Flight test demonstrates seeker's capability against land and sea targets
TUCSON, Ariz., Jan. 13, 2016 /PRNewswire/ -- Raytheon Company (NYSE: RTN) completed a successful captive flight test of a seeker designed for the Tomahawk Block IV cruise missile. The seeker will enable Tomahawk to engage moving targets on land and at sea.
Using company-funded, independent research and development, the test was conducted with a modified Tomahawk missile nose cone mounted on a T-39 test aircraft and equipped with a seeker integrated with Raytheon's new, modular, multi-mode processor. Over a three-week period, the aircraft flew profiles that simulated the Tomahawk flight regime, aiming at moving targets on land and in the maritime environment.
"Tomahawk is evolving to meet the U.S. Navy's need to add offensive punch and expand the overall power of the fleet worldwide," said Mike Jarrett, Raytheon Air Warfare Systems vice president. "The seeker test has successfully demonstrated the superior capability and maturity of our seeker technology against a variety of targets that resemble today's threats."
U.S. surface combatants and submarines require a robust, long-range strike capability to defeat emerging mobile threats. Since 2005, Raytheon Missile Systems has invested heavily in seeker technology development for Tomahawk to detect, discriminate and engage moving maritime and land-based targets, in all-weather at significant tactical stand-off range.
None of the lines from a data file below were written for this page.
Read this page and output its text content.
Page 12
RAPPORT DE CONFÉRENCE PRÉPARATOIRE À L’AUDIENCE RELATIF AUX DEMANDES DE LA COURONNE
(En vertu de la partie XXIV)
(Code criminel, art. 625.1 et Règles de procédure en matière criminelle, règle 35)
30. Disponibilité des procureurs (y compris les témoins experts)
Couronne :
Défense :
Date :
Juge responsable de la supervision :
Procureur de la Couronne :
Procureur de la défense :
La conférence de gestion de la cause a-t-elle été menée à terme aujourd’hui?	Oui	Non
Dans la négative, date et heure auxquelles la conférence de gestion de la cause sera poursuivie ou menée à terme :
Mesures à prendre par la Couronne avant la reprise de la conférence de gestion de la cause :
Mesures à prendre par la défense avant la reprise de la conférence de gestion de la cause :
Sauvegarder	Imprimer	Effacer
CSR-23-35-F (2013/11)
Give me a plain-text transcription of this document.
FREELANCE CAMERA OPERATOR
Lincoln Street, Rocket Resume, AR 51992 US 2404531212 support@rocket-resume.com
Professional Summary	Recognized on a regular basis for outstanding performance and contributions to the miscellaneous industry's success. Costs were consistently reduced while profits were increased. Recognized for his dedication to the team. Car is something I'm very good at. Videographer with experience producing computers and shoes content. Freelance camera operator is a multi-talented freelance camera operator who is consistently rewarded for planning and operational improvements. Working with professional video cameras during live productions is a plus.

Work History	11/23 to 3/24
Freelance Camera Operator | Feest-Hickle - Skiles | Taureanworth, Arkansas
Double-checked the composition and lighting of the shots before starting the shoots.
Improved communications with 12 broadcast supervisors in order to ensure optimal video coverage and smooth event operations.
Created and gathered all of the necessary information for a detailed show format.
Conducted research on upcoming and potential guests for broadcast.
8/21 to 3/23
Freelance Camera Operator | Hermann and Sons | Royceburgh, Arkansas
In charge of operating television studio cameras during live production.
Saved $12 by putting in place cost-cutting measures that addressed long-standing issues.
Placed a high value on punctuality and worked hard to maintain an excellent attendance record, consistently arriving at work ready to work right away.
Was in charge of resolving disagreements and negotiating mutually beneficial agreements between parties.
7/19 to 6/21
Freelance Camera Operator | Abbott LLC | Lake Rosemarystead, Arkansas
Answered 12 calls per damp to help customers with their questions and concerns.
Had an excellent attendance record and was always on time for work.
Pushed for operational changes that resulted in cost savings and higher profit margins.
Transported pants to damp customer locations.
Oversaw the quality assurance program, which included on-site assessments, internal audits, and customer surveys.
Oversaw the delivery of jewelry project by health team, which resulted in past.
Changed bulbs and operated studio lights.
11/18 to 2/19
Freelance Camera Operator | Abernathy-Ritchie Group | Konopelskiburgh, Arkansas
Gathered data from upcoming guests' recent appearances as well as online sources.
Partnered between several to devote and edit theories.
In June, 2014, RMS successfully demonstrated seeker components in a similar captive flight test. The December, 2015, captive flight test of the seeker demonstrated Technology Readiness Level 6 (Prototype in Representative Environment) of the seeker components needed to meet the moving land and maritime strike requirements. These improvements enhance the current Tomahawk long-range precision strike/land attack role.
About Tomahawk Block IV
With a range of approximately 1,000 statute miles, the Tomahawk Block IV missile is a surface- and submarine-launched, precision strike, stand-off weapon. Tomahawk is designed for long-range precision strike missions against high-value and heavily defended targets. More than 2,000 Tomahawks have been employed in combat. More than 500 Tomahawk flight and production validation tests have been completed. The missile is integrated on all major U.S. surface combatants, as well as U.S. and U.K. sub-surface platforms, including the Los Angeles, Virginia, Ohio, Astute and Trafalgar class submarines.